Text-Based Execution Plans
This actual query execution plan can also be captured using the SHOWPLAN_TEXT SET option.
|--Hash Match(Inner Join, HASH:([ca].[AddressID])=([a].[AddressID]))
|--Hash Match(Inner Join,HASH:([c].[CustomerID])=([ca].[CustomerID]))
| |--Table Scan(OBJECT:([AdventureWorks].[dbo].[__Customer] AS [c]),
WHERE:([AdventureWorks].[dbo].[__Customer].[CustomerType] as
[c].[CustomerType]=N'I'))
| |--Hash Match(Inner Join, HASH:([i].[CustomerID])=([ca].[CustomerID]))
| |--Table Scan(OBJECT:([AdventureWorks].[dbo].[__Individual] AS [i]))
| |--Table Scan(OBJECT:([AdventureWorks].[dbo].[__CustomerAddress] AS [ca]))
|--Table Scan(OBJECT:([AdventureWorks].[dbo].[__Address] AS [a]))
Interpreting Graphic Execution Plans
Reading query execution
plans requires an investigative approach and an understanding of how
they represent decisions and steps within queries. Graphic execution
plans contain icons representing operations that occur during query
execution. SQL Server Books Online contains a complete list of
operators; Table 1 lists a sample of common operators with corresponding icons and descriptions:
Table 1. Common Operators and Corresponding Icons
Icon | Operator | Description |
---|
| Clustered index scan | Scans a clustered index |
| Clustered index seek | Seeks through a clustered index to find specific row(s) |
| Non-clustered index scan | Scans a non-clustered index |
| Non-clustered index seek | Seeks through a non-clustered index |
| Nested loop join | Shown when a nested loop is used |
| Merge join | Used to perform some inner and outer joins |
| Hash match | Represents a hash join where a computed hash table is used to match rows based on hash values |
| RID lookup | Retrieves a row based on a row identifier (RID) (replaces bookmark lookup in SQL Server 2005) |
Reading Execution Plans
The ability to read an
execution plan takes time and practice. Use the following guidelines to
extract the most interesting elements from execution plans:
Read plans right to left and top to bottom.
Use the + symbol in the bottom-right corner to navigate large plans.
Mouse-over each step to get more information.
Mouse-over connecting lines to see details such as number of rows transferred.
Note that heavier weight connecting lines indicate more rows moved.
Where a query consists of multiple batches, investigate the most expensive batch first.
It is essential to keep in
mind the actual query. As you browse the execution plan, try to
visualize how SQL Server is collecting, joining, and reducing the data
from a very wide dataset (entire tables) to return just the results
required to satisfy the query.
Once you’re familiar
with the look and feel of execution plans, try to use the plans to draw
conclusions. A common approach to tuning poorly performing queries is to
identify the highest cost batch and then determine alternatives—such as
new indexes, statistics, or altering the query—to remove the step.
Estimated and Actual Execution Plans
Execution plans are
useful in understanding how SQL Server delivers query results. There
are two types of plans you can capture: estimated plans and actual plans.

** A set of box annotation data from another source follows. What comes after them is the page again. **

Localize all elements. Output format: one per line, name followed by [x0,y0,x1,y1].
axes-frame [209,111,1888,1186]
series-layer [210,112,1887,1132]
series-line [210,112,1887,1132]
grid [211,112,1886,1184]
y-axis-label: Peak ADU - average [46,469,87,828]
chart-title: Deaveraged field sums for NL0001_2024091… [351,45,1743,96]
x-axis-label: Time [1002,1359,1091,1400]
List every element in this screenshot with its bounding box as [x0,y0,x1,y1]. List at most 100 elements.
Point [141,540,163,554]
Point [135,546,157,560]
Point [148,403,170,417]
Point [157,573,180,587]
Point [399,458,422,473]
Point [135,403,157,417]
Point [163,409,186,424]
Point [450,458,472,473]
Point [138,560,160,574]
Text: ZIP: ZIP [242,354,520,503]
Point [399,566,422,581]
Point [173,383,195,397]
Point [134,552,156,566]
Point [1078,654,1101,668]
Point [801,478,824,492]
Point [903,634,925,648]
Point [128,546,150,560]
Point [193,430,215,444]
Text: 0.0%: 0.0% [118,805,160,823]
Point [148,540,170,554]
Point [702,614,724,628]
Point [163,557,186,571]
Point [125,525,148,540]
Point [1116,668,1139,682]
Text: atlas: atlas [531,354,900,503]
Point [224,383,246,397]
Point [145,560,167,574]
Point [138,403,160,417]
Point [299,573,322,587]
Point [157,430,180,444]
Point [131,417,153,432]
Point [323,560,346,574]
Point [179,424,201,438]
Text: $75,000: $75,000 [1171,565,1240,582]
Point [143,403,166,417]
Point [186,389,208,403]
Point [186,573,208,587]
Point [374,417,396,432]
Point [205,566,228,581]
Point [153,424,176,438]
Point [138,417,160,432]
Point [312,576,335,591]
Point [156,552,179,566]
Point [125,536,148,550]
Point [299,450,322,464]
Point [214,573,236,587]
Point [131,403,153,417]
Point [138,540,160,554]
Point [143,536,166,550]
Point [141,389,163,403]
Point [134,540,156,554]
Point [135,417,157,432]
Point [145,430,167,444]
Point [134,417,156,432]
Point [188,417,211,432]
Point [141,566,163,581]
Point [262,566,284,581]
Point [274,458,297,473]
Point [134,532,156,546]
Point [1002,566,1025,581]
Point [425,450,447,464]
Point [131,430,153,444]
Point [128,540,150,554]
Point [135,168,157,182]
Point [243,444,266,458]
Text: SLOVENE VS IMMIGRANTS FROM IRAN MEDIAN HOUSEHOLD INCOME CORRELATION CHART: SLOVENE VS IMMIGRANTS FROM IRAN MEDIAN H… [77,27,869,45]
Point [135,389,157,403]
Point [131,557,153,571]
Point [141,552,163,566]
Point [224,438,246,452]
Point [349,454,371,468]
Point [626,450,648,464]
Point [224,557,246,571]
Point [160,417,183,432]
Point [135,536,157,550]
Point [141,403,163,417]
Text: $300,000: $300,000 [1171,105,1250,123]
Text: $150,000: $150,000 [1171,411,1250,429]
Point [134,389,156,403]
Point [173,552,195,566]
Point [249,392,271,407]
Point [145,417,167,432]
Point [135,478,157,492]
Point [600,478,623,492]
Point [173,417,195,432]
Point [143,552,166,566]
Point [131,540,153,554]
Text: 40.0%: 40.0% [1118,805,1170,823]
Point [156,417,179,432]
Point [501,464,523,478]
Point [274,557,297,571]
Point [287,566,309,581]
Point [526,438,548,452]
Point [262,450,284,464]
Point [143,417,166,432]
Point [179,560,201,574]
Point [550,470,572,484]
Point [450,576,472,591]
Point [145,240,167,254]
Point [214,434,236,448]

Estimated plans are captured by selecting Display Estimated Execution Plan from the Query menu. The estimated plan displays the plan the optimizer should follow if the query were executed (without actually executing the query). Actual execution plans are captured by selecting Include Actual Execution Plan from the Query menu.
Selecting actual
execution plan executes a query and captures the actual execution plan
used to deliver the query results. The output is visible in a new tab
within the query results pane: select this tab to reveal the graphic
actual execution plan. If the query uses any temporary tables, you’ll
need to use the actual execution plan because the temporary table won’t
be constructed if the code isn’t executed. If you are using table
variables instead of temporary tables, an estimated execution plan can
be used.
In most cases, an estimated
query plan is the same as an actual execution plan. However, there are
differences in some instances usually related to statistics. Use DBCC
commands to verify statistics on the objects accessed by the query and
recalculate these statistics if necessary.